- Data center investment accounted for 92% of GDP growth in the first half of 2025, despite representing just 4% of total US GDP, according to Harvard economist Jason Furman.
- Without tech infrastructure investment, annualized GDP growth would have been just 0.1%, suggesting a near-stagnant economy outside the AI boom.rn
- “Hyperscaler” capital spending is nearing $400B annually, led by tech giants like Amazon, Google, Microsoft, Meta, and Nvidia, dramatically skewing the overall economic picture.
- Other sectors such as manufacturing, real estate, and retail saw weak or negative contributions, raising concerns about the sustainability of tech-led growth.
The AI Boom’s Outsized Economic Role
According to Furman’s analysis, GDP growth in the first half of 2025 was driven almost entirely by investment in information processing equipment and software. This spending was largely tied to the rapid expansion of AI infrastructure and data centers, reports Fortune. While these tech sectors only made up 4% of total GDP, they contributed a staggering 92% of growth.
Absent this investment, Furman estimates GDP growth would have hovered around 0.1% on an annualized basis—barely above zero.
Furman notes that without the AI boom, lower interest rates and energy costs might have provided a modest boost to other sectors. Still, the core message is clear. The US economy is becoming increasingly reliant on high-tech infrastructure.
$400B Annual Spending By Tech Giants
Tech firms—especially the so-called “hyperscalers”—are at the center of this economic shift. Microsoft, Amazon, Meta, Google, and Nvidia are collectively spending tens of billions to expand and modernize their data center footprints to meet exploding AI demand.
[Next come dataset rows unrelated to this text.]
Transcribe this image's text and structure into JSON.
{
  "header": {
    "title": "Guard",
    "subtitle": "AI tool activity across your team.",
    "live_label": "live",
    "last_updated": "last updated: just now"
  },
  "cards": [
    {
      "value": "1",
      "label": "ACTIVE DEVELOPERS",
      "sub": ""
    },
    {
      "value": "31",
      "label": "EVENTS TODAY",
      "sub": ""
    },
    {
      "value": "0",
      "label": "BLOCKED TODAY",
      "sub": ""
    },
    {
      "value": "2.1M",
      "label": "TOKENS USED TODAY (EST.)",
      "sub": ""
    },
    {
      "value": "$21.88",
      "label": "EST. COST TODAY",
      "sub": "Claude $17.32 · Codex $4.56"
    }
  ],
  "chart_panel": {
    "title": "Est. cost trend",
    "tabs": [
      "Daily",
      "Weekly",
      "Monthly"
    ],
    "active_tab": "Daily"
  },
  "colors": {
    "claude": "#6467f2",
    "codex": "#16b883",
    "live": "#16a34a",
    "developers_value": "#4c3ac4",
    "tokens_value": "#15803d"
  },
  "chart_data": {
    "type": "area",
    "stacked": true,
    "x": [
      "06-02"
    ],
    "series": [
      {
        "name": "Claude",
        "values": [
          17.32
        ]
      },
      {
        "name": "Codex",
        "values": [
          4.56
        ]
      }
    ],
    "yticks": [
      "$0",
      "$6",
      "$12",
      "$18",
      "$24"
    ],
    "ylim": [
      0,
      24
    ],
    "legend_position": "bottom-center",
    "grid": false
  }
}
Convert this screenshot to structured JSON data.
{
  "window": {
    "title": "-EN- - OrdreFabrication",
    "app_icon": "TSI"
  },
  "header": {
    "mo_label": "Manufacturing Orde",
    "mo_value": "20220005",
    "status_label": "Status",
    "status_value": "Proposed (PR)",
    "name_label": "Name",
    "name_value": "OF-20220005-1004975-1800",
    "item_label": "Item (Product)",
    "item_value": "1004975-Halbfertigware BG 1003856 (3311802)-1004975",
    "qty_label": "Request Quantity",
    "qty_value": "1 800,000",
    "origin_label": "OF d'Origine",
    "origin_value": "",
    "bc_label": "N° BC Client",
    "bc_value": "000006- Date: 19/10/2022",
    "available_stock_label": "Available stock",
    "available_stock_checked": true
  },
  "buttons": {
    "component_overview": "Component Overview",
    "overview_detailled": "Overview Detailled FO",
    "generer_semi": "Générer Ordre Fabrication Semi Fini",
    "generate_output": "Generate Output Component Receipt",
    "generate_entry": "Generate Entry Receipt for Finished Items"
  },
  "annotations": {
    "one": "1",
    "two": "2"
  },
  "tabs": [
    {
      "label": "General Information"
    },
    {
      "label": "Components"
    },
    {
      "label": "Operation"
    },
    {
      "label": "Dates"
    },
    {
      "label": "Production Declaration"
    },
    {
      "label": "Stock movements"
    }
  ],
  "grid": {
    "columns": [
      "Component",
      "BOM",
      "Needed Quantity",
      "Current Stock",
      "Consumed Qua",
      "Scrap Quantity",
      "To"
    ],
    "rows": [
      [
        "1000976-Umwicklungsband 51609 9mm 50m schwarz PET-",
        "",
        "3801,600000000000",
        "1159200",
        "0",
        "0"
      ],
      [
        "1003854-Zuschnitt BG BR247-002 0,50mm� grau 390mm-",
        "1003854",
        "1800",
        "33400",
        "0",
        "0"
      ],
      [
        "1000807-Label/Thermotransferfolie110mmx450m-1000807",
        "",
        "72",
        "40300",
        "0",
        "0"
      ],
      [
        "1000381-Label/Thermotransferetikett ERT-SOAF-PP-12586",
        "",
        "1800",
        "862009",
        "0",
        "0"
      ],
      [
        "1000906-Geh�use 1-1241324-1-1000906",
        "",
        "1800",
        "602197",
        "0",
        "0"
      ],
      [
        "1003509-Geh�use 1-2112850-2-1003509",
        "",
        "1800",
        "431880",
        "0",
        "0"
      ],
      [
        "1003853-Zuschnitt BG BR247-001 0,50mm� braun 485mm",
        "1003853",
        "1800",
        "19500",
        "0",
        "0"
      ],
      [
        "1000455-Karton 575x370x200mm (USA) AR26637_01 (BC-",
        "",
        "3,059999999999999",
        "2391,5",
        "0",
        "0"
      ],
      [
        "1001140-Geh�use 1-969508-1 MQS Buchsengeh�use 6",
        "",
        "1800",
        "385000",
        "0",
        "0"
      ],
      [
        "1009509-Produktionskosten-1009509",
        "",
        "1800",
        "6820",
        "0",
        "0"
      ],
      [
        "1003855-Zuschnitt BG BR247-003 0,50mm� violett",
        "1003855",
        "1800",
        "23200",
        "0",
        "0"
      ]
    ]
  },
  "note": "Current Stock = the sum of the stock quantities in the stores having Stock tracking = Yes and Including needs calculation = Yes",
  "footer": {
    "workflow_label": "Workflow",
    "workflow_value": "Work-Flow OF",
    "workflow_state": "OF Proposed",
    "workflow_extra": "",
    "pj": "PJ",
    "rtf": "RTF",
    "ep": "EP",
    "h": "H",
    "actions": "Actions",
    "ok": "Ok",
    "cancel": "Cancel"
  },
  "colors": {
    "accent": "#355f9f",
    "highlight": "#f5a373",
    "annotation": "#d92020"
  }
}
Lisa Shallet, CIO at Morgan Stanley Wealth Management, highlighted that hyperscaler capex has quadrupled in recent years, nearing $400B annually. She estimates that data-center-related investment is now adding 100 basis points (1 percentage point) to US GDP growth.

Other Sectors Lag Behind
Despite strong headline GDP numbers, other areas of the economy are showing signs of weakness. Manufacturing, retail, and real estate have either stalled or declined. Job creation has also slowed. Without the surge in tech spending, economists suggest the US economy might have slipped into a mild recession.
Some experts, including Morgan Stanley Chief Economist Michael Gapen, argue that productivity gains have helped cushion the economy. Corporations have also absorbed rising costs, which has helped offset broader macroeconomic challenges. However, this doesn’t negate the growing dependence on tech infrastructure to sustain growth.
Is It A Bubble—Or A Foundation?
While the data center boom is fueling optimism, concerns are rising over whether this is a sustainable trend or the beginning of an “industrial bubble.” Even Amazon founder Jeff Bezos has described the AI infrastructure wave as such—though he believes the long-term benefits of this computing power will be enormous.
For now, the data is clear: without AI infrastructure, 2025’s economy would look drastically different. Whether it’s a one-off surge or a new economic foundation remains to be seen.
Why It Matters
The data center boom isn’t just a tech story—it’s the engine behind almost all recent US economic growth. With other sectors lagging and bubble concerns rising, the question now is whether this wave of investment is building something sustainable or simply buying time.